Figure 4: Comparison of the ROC corves of Schaum algorithm, the improved algorithms and the segmented RX

It is easy to conclude from the graphs that each one of the improvements individually has better performances than the original algorithm. In particular, the use of the local mean had a major effect; the use of the surrounding pixels for selecting f showed a minor improvement. The algorithm now approaches the results given in Ref. 3 for the SRXLocal algorithm.

6. CONCLUSIONS

Since each hyperspectral cube has a different number of bands and pixels; the results can be quite different from one cube to the next. Nevertheless, there are certain definite trends in the data, based on the cube presented in this paper and on other datasets. 1. From the comparison between global (mean of all

picture/segment) RX and SRX with Schaum's algorithm, the latter gives the best performances.

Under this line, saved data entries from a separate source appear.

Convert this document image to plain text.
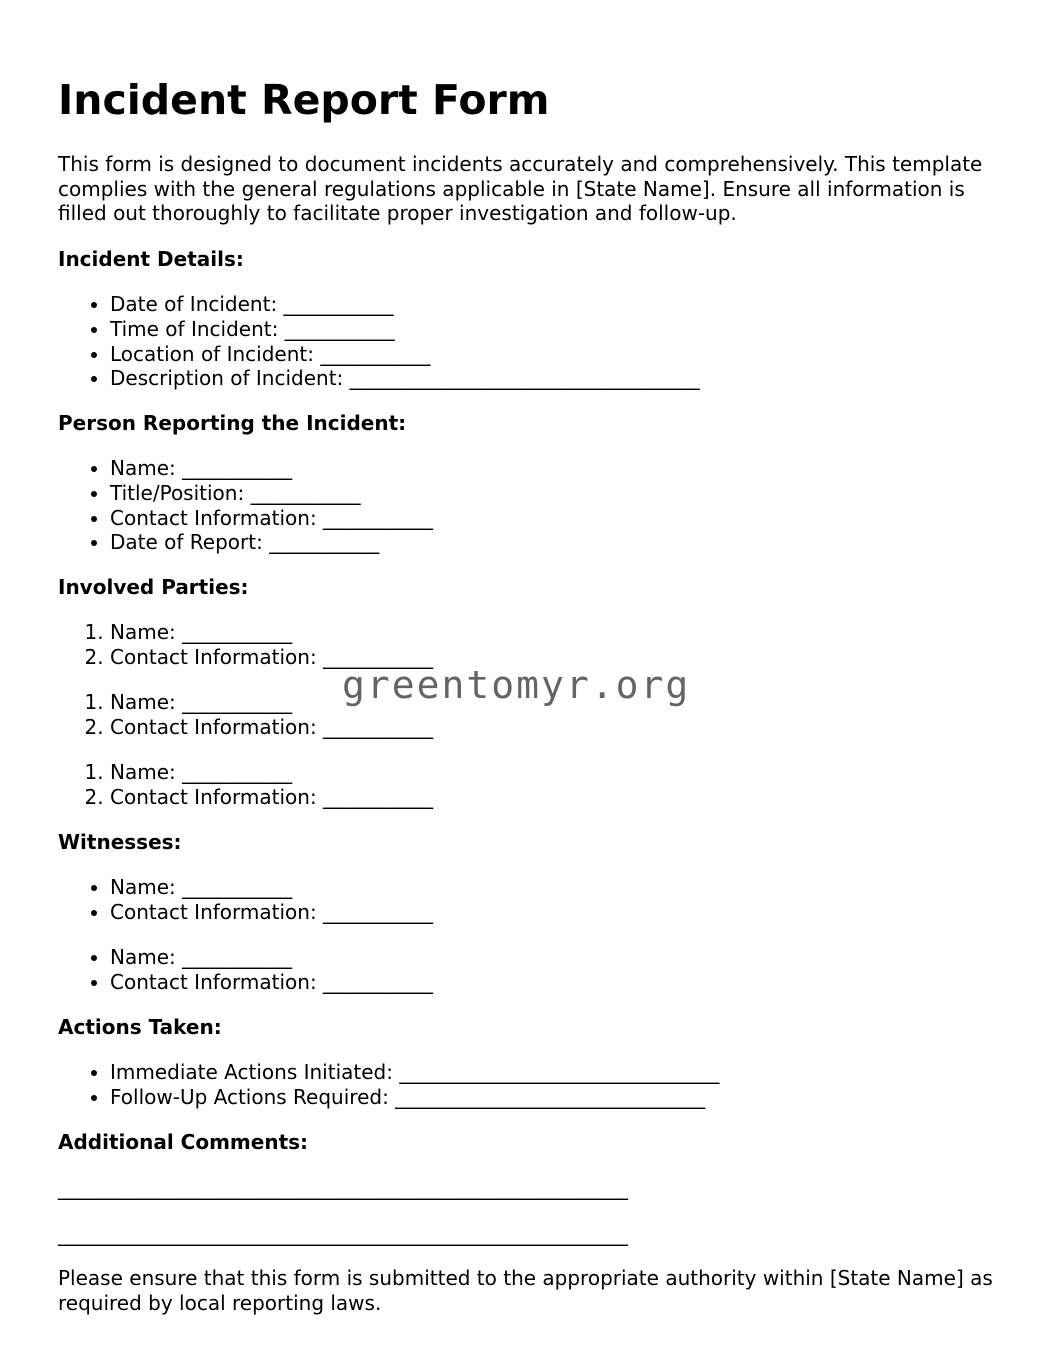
Incident Report Form

This form is designed to document incidents accurately and comprehensively. This template complies with the general regulations applicable in [State Name]. Ensure all information is filled out thoroughly to facilitate proper investigation and follow-up.

Incident Details:

• Date of Incident: ___________
• Time of Incident: ___________
• Location of Incident: ___________
• Description of Incident: ___________________________________

Person Reporting the Incident:

• Name: ___________
• Title/Position: ___________
• Contact Information: ___________
• Date of Report: ___________

Involved Parties:

1. Name: ___________
2. Contact Information: ___________
1. Name: ___________
2. Contact Information: ___________
1. Name: ___________
2. Contact Information: ___________

Witnesses:

• Name: ___________
• Contact Information: ___________
• Name: ___________
• Contact Information: ___________

Actions Taken:

• Immediate Actions Initiated: ________________________________
• Follow-Up Actions Required: _______________________________

Additional Comments:

_________________________________________________________

_________________________________________________________

Please ensure that this form is submitted to the appropriate authority within [State Name] as required by local reporting laws.

greentomyr.org
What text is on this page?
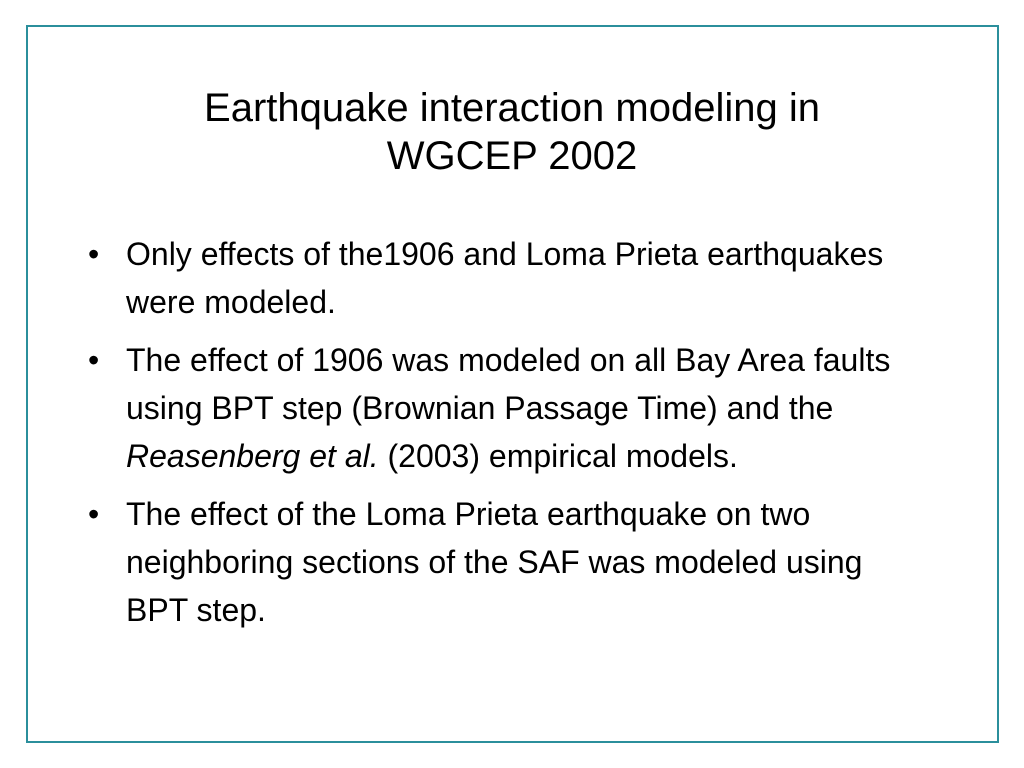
Earthquake interaction modeling in
WGCEP 2002
• Only effects of the1906 and Loma Prieta earthquakes were modeled.
• The effect of 1906 was modeled on all Bay Area faults using BPT step (Brownian Passage Time) and the Reasenberg et al. (2003) empirical models.
• The effect of the Loma Prieta earthquake on two neighboring sections of the SAF was modeled using BPT step.
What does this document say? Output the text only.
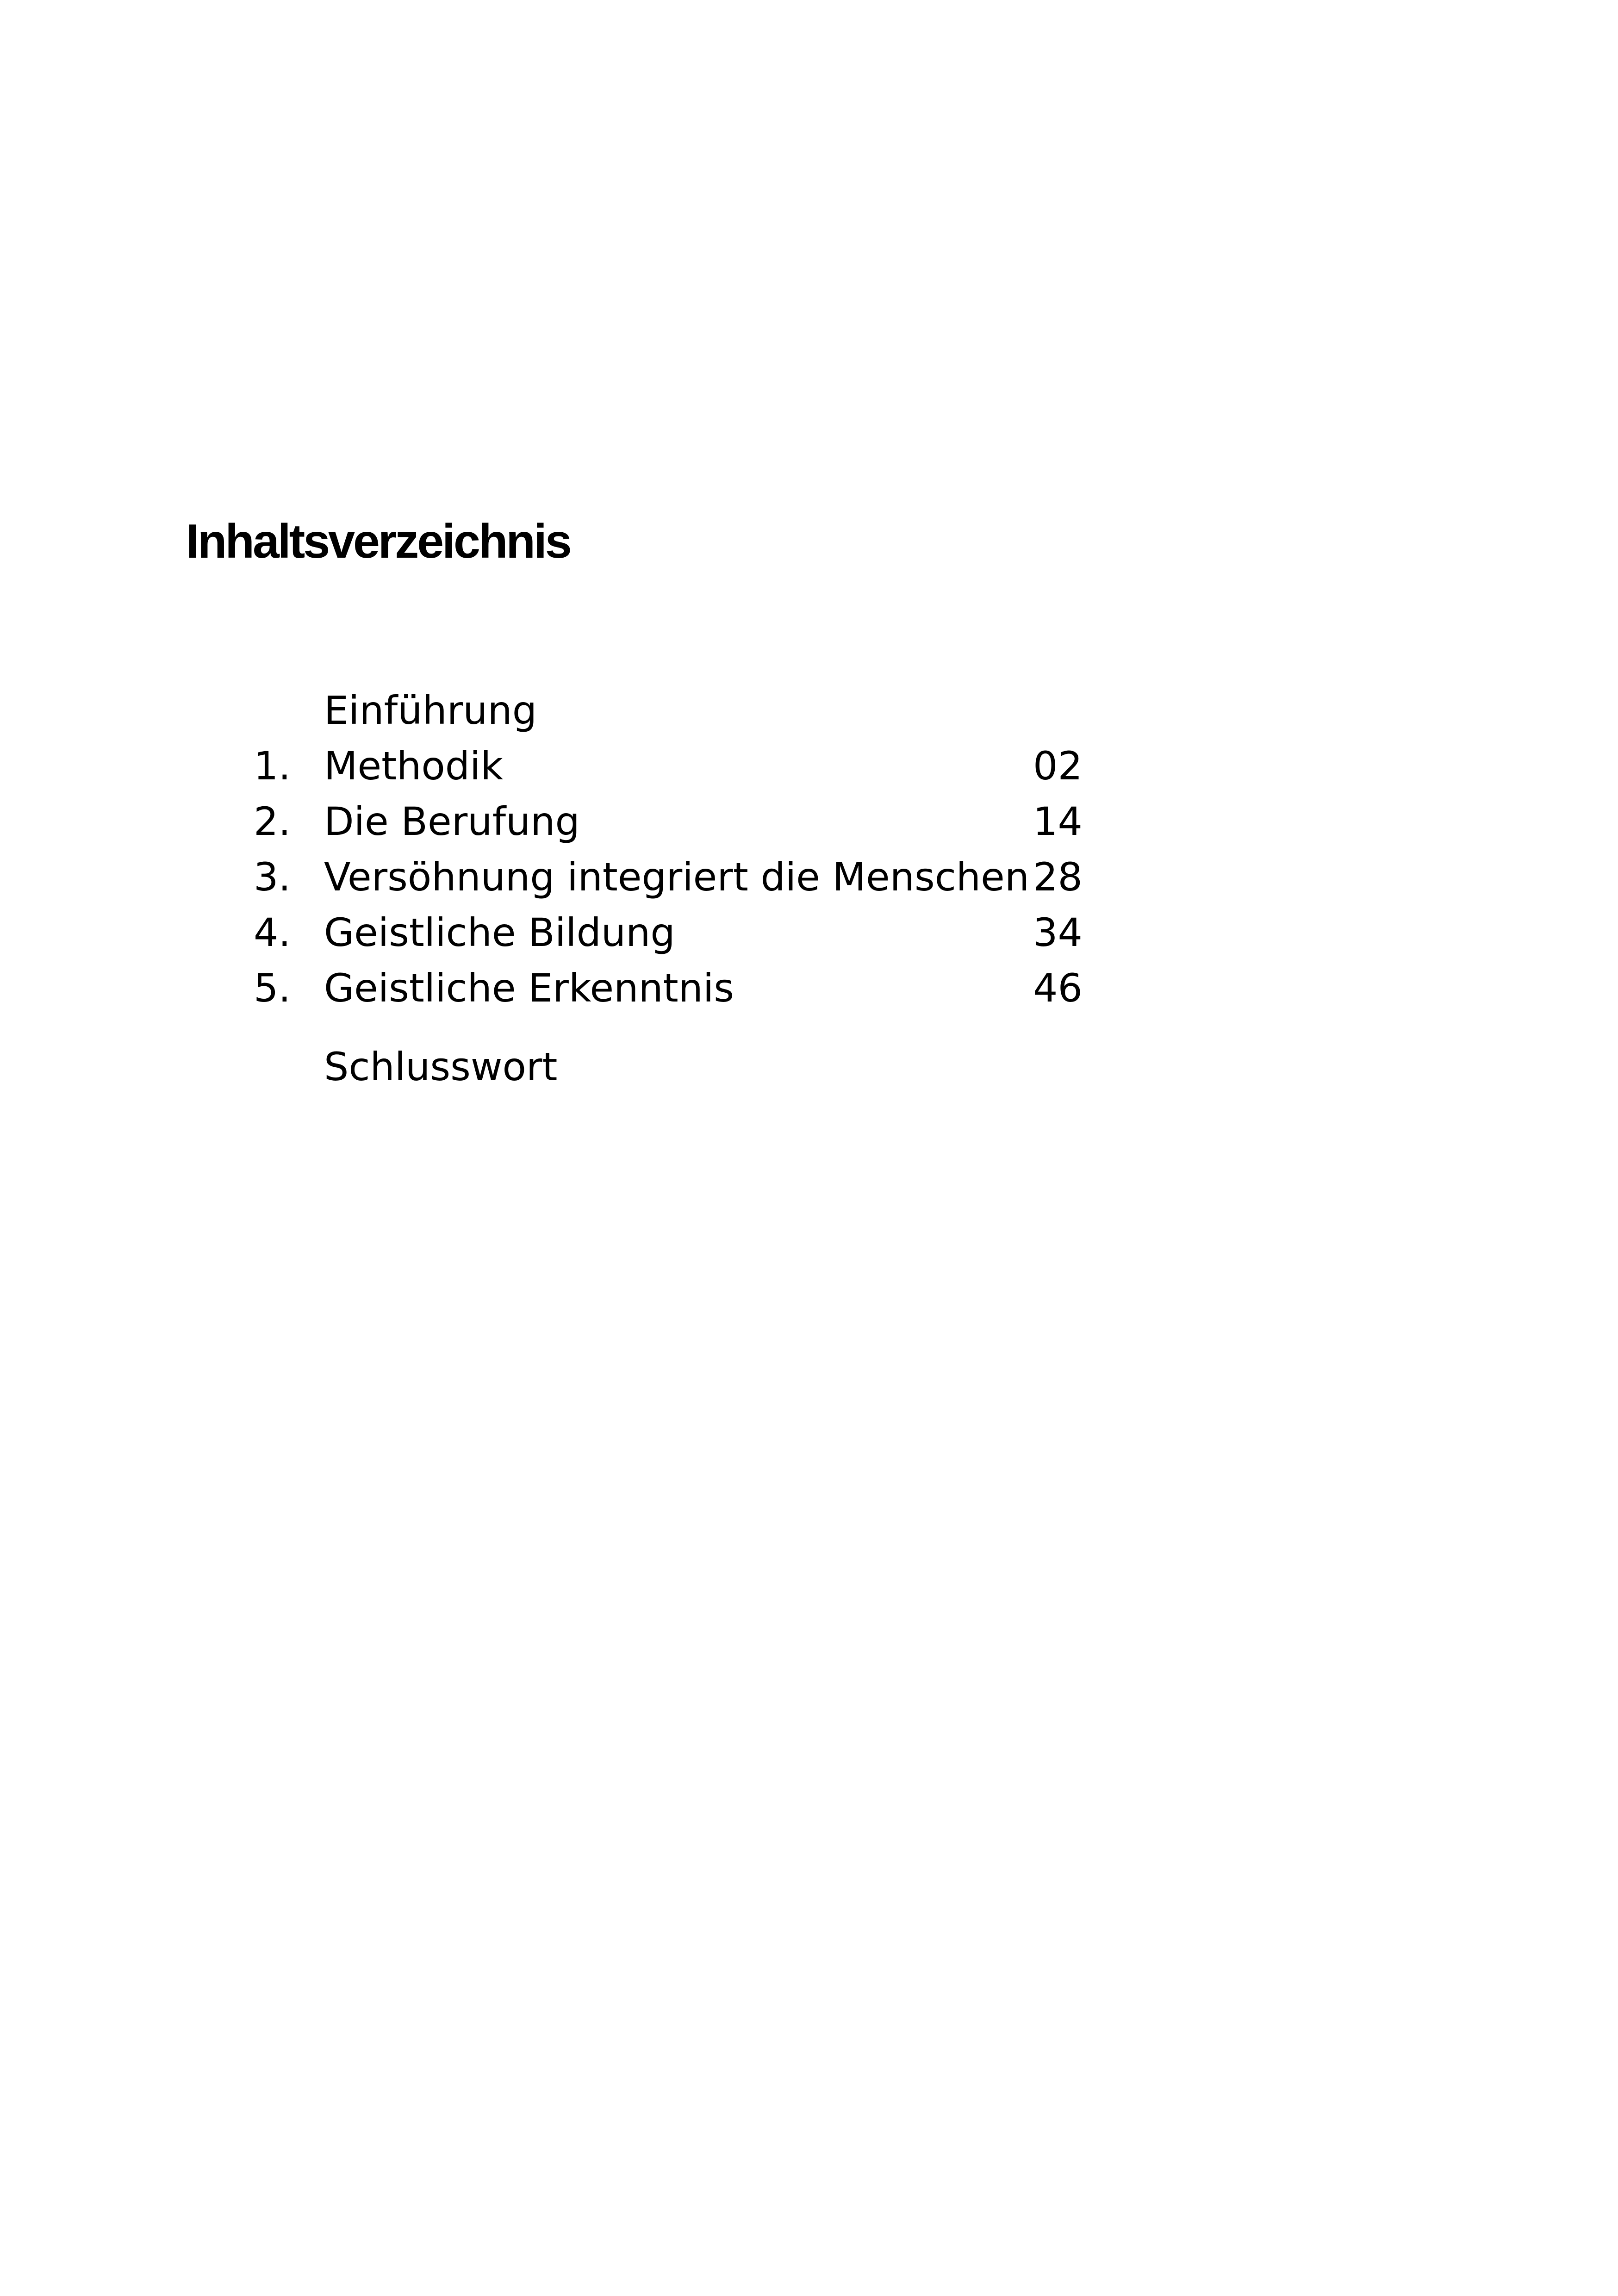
Inhaltsverzeichnis
Einführung
1. Methodik	02
2. Die Berufung	14
3. Versöhnung integriert die Menschen 28
4. Geistliche Bildung	34
5. Geistliche Erkenntnis	46
Schlusswort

2. From the comparison between local (mean of eight nearest neighbors) RX and SRX and Schaum's algorithm, the latter gives the worst performances.

3. Naturally, as there are more segments in the image, the detection ability of the algorithms using segmentation will be improved significantly. (In this paper, RX is the only algorithm we tested that doesn't use segmentation). However, the number of segments is limited by the ratio between number of spectral channels and number of pixels.

4. In all cases, our improvements of the Schaum's algorithm give significantly better performances than the original one.

7. REFERENCES

[1] A. Schaum, “A remedy for nonstationarity in background transition regions for real time hyperspectral detection” 2006 IEEE Aerospace Conference, p. 9 (2006)

[2] Charlene E. Caefer, Marcus S. Stefanou, Eric D. Nielsen, Anthony P. Rizzuto, Ori Raviv, and Stanley R. Rotman, “Analysis of false alarm distributions in the development and evaluation of hyperspectral point target detection algorithms”, Opt. Eng. 46, 076402 (2007)

[3] Charlene E. Caefer, Jerry Silverman, Oded Orthal, Dani Antonelli, Yaron Sharoni, and Stanley R. Rotman, “Improved covariance matrices for point target detection in hyperspectral data”, Opt. Eng. 47, 076402 (2008).